There are secretaries and cafeteria workers. Friday, he met with
Chancellor Walter Wendler in his Anthony Hall office. And lately, he's
noticed a steady stream of students trailing behind him. Film students,
photographers and even newspaper reporters follow him for a story or a
class project or on deadline.
If he is now a campus icon, it is because he wrote the role for himself.
Beside flying the flags on a daily basis, Bob was also instrumental in
repairing the clock on Pulliam Hall in 1995, when he led a drive to
install lights on the tower and crusaded to get the chimes ringing
again. Now, Pulliam is nothing short of a campus symbol. By extension,
so is Bob.
Bob says he is a people person. This is only partly true. For all of his
campus socializing, for all the faces he meets on a daily basis, he is
very much the loner. He never married, and his only family member is a
sister in California. Just look at these photos. In each, Bob stands
alone. This is not coincidence, and in fact, Daily Egyptian photographer
Anthony Soufflé told this reporter that it was next to impossible to
photograph Bob next to other people.

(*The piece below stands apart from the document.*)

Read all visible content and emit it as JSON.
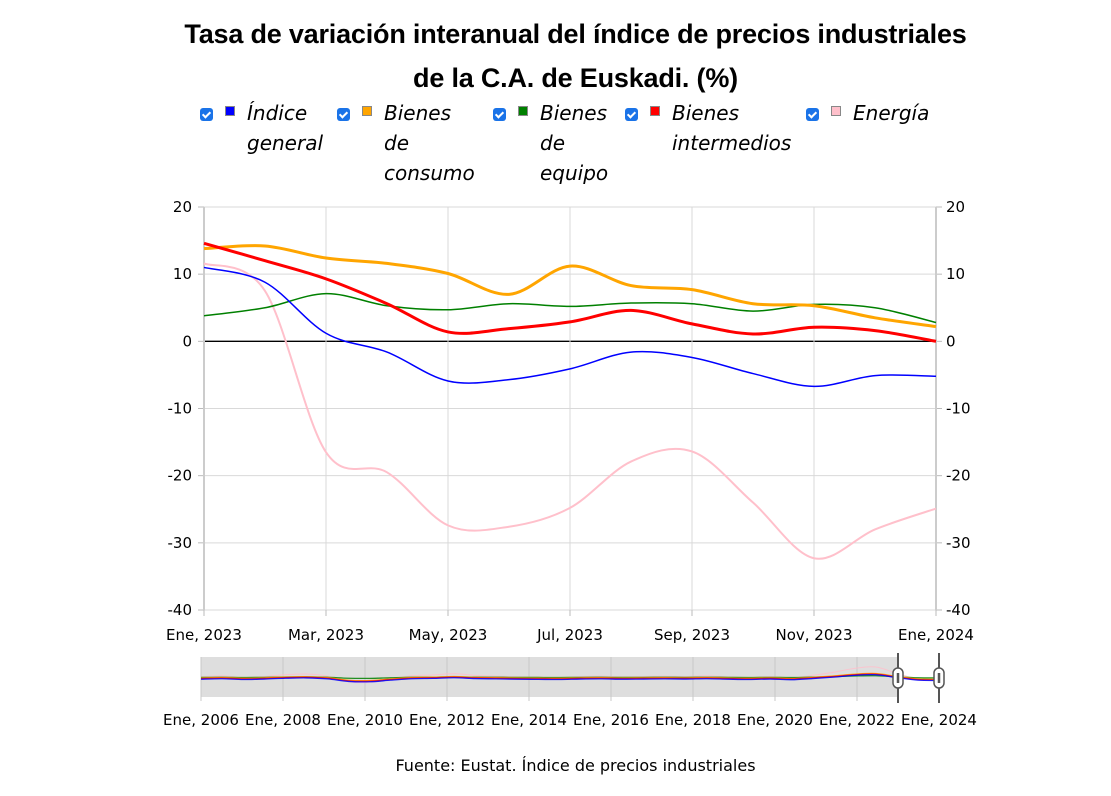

It was simply not a moment that
happened very often.
As a result, we see Bob here as most people see him.
Silently riding on his bike.
But don't get us wrong - Bob has friends all across Carbondale. There is
the community at First United Methodist Church, the swimming class he
takes three days a week and what he considers one of his greatest
friends of all: Southern Illinois University.
At the end of the day, Bob says that friendship makes it all worth it.
And as a result, he keeps on riding.
"It's a prideful job," Bob says. "I am proud to do it."